Abstract

Congress, in passing the US Patient Protection and Affordable Care Act (2010), 1 created a Patient-Centred Outcomes Research Institute but prohibited it from using cost-per-QALY (quality-adjusted life year) thresholds.
The Act states that ‘the Secretary shall not use evidence or findings from comparative clinical effectiveness research … in determining coverage, reimbursement, or incentive programs … in a manner that treats extending the life of an elderly, disabled, or terminally ill individual as of lower value than extending the life of an individual who is younger, nondisabled, or not terminally ill.’
The Act forbids determining the cost of a medical intervention in terms of the cost per quality-adjusted year of life gained, not per year of life gained. This is an important distinction. The Act appropriately makes explicit that it is not right to discount the value of a life because of an individual's disability. If an individual is, for example, paraplegic but wants to live, he or she is entitled to the same ‘value’ as someone who can walk.
Neumann and Weinstein 2 have recently argued that the Act signifies rejection of a quantitative approach to assessing the cost-effectiveness of different treatments. It does not. What it signifies is that the value of a year of life is not to be reduced in the case of someone with a disability. A disabled person's wish to live another year should be respected in precisely the same way as an able person's wish to live another year. The Act correctly rejects QALYs gained, but not life years (LYs) gained.

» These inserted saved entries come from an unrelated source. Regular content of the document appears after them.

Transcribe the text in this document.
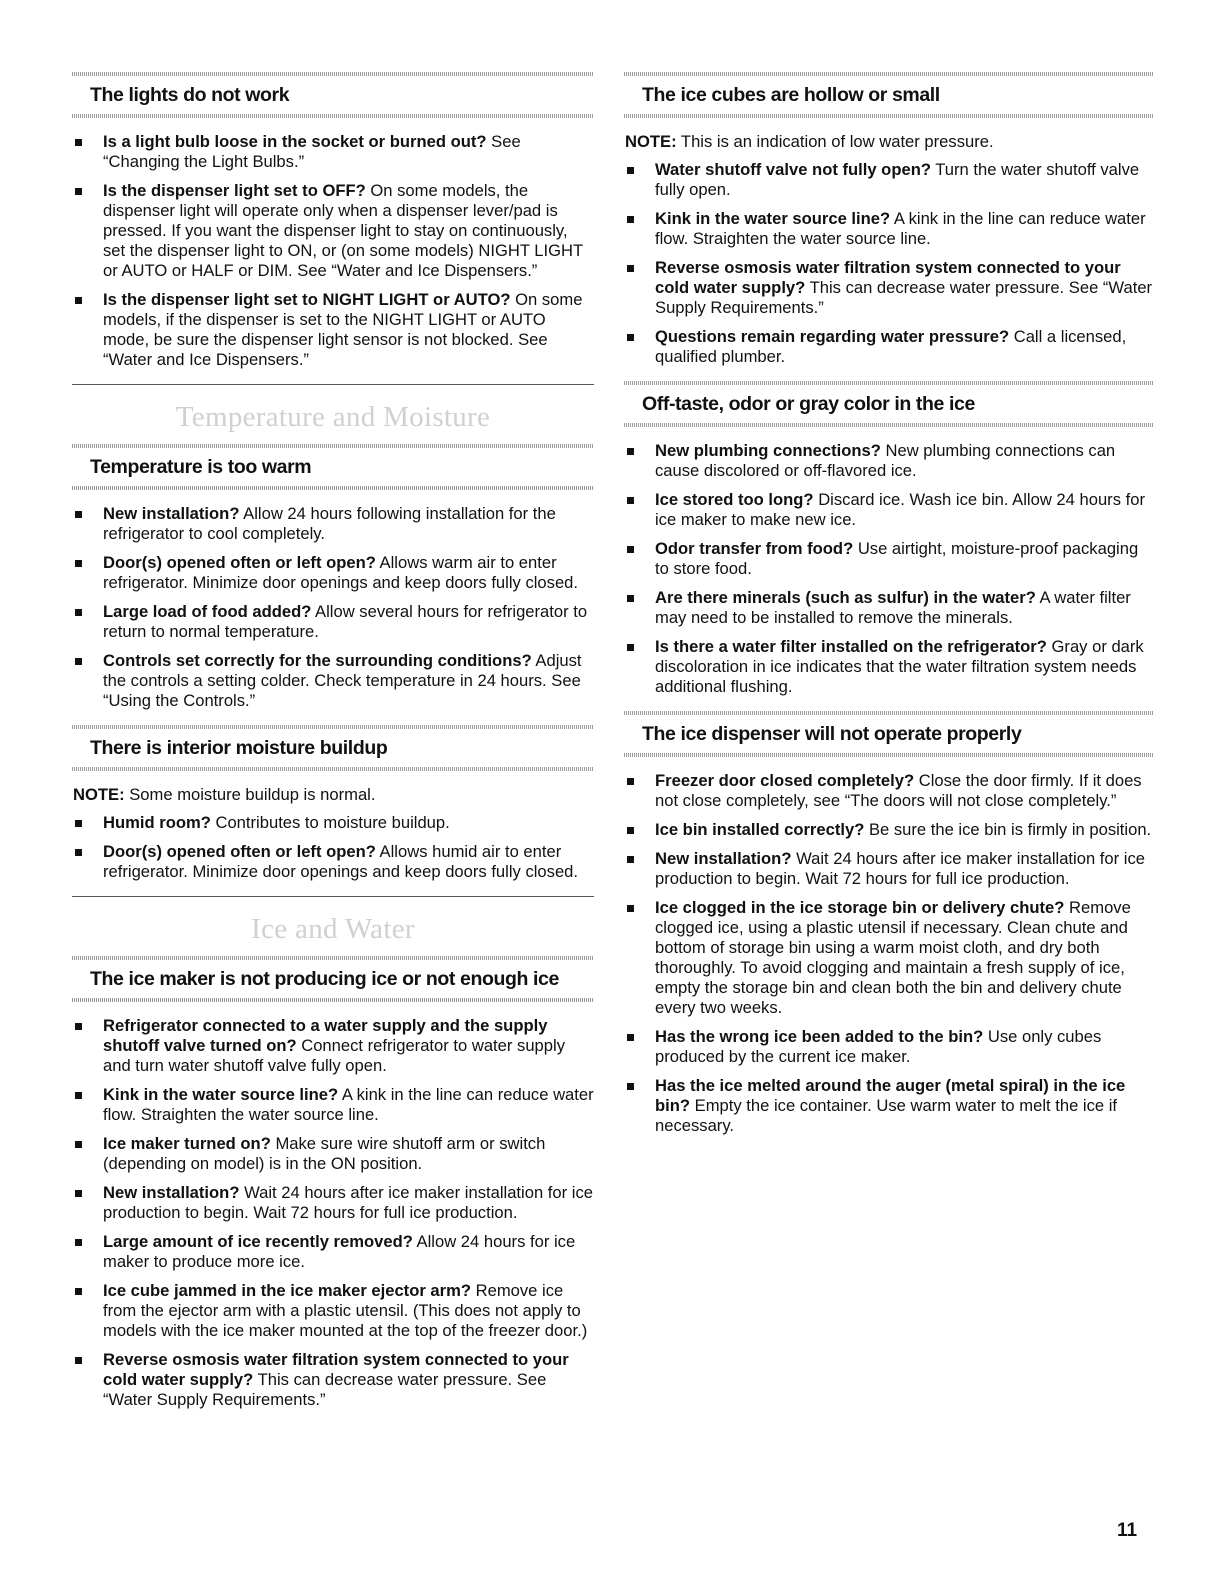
The lights do not work
Is a light bulb loose in the socket or burned out? See “Changing the Light Bulbs.”
Is the dispenser light set to OFF? On some models, the dispenser light will operate only when a dispenser lever/pad is pressed. If you want the dispenser light to stay on continuously, set the dispenser light to ON, or (on some models) NIGHT LIGHT or AUTO or HALF or DIM. See “Water and Ice Dispensers.”
Is the dispenser light set to NIGHT LIGHT or AUTO? On some models, if the dispenser is set to the NIGHT LIGHT or AUTO mode, be sure the dispenser light sensor is not blocked. See “Water and Ice Dispensers.”
Temperature and Moisture
Temperature is too warm
New installation? Allow 24 hours following installation for the refrigerator to cool completely.
Door(s) opened often or left open? Allows warm air to enter refrigerator. Minimize door openings and keep doors fully closed.
Large load of food added? Allow several hours for refrigerator to return to normal temperature.
Controls set correctly for the surrounding conditions? Adjust the controls a setting colder. Check temperature in 24 hours. See “Using the Controls.”
There is interior moisture buildup
NOTE: Some moisture buildup is normal.
Humid room? Contributes to moisture buildup.
Door(s) opened often or left open? Allows humid air to enter refrigerator. Minimize door openings and keep doors fully closed.
Ice and Water
The ice maker is not producing ice or not enough ice
Refrigerator connected to a water supply and the supply shutoff valve turned on? Connect refrigerator to water supply and turn water shutoff valve fully open.
Kink in the water source line? A kink in the line can reduce water flow. Straighten the water source line.
Ice maker turned on? Make sure wire shutoff arm or switch (depending on model) is in the ON position.
New installation? Wait 24 hours after ice maker installation for ice production to begin. Wait 72 hours for full ice production.
Large amount of ice recently removed? Allow 24 hours for ice maker to produce more ice.
Ice cube jammed in the ice maker ejector arm? Remove ice from the ejector arm with a plastic utensil. (This does not apply to models with the ice maker mounted at the top of the freezer door.)
Reverse osmosis water filtration system connected to your cold water supply? This can decrease water pressure. See “Water Supply Requirements.”
The ice cubes are hollow or small
NOTE: This is an indication of low water pressure.
Water shutoff valve not fully open? Turn the water shutoff valve fully open.
Kink in the water source line? A kink in the line can reduce water flow. Straighten the water source line.
Reverse osmosis water filtration system connected to your cold water supply? This can decrease water pressure. See “Water Supply Requirements.”
Questions remain regarding water pressure? Call a licensed, qualified plumber.
Off-taste, odor or gray color in the ice
New plumbing connections? New plumbing connections can cause discolored or off-flavored ice.
Ice stored too long? Discard ice. Wash ice bin. Allow 24 hours for ice maker to make new ice.
Odor transfer from food? Use airtight, moisture-proof packaging to store food.
Are there minerals (such as sulfur) in the water? A water filter may need to be installed to remove the minerals.
Is there a water filter installed on the refrigerator? Gray or dark discoloration in ice indicates that the water filtration system needs additional flushing.
The ice dispenser will not operate properly
Freezer door closed completely? Close the door firmly. If it does not close completely, see “The doors will not close completely.”
Ice bin installed correctly? Be sure the ice bin is firmly in position.
New installation? Wait 24 hours after ice maker installation for ice production to begin. Wait 72 hours for full ice production.
Ice clogged in the ice storage bin or delivery chute? Remove clogged ice, using a plastic utensil if necessary. Clean chute and bottom of storage bin using a warm moist cloth, and dry both thoroughly. To avoid clogging and maintain a fresh supply of ice, empty the storage bin and clean both the bin and delivery chute every two weeks.
Has the wrong ice been added to the bin? Use only cubes produced by the current ice maker.
Has the ice melted around the auger (metal spiral) in the ice bin? Empty the ice container. Use warm water to melt the ice if necessary.
11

Discounting LYs gained in the future should also be rejected. This form of discounting aims to calculate a ‘present value’ similar to that of future business revenues when an investment decision is being considered. If the discount rate is 3.5%, £100 of income received in 10 years’ time will have a present value of £70. If this £100 were the only envisaged return from the contemplated investment, the latter would have to cost less than £70 to be profitable.
While such an approach may also be valid for a single individual who is making a personal choice between his present and his future, it is not applicable to decisions affecting whole categories of people who differ only by existing at different points in time. For example, a year of life gained in a 50-year-old person in the present should be assigned a value no greater than a similar year of life gained in another 50-year-old person 10 or 20 years later.
In formulating public health policy a year of life saved today, tomorrow, or in 10 years should have equal weight-otherwise, interventions that would secure health gains in future are liable to be rejected because the cost per year of life gained is made to appear exorbitant merely as a result of improperly discounting many of the years in question. The cost per year could appear to be magnified by a factor of four if the health gains were to occur in 20 years’ time. This would discourage investment in preventive medicine and, incidentally, policies designed to stabilize climate or to promote ecological sustainability.
Cost-effectiveness assessments based on LYs gained from a medical or public health intervention are useful but need to be undertaken without discounting any of the LYs in question, whether on the basis of some formulaic ‘quality’ adjustment, or on account of timing. Rejecting these commonly performed discounting adjustments is of special importance in the evaluation of medical screening and public health initiatives where the expected health gain can arise many years in the future.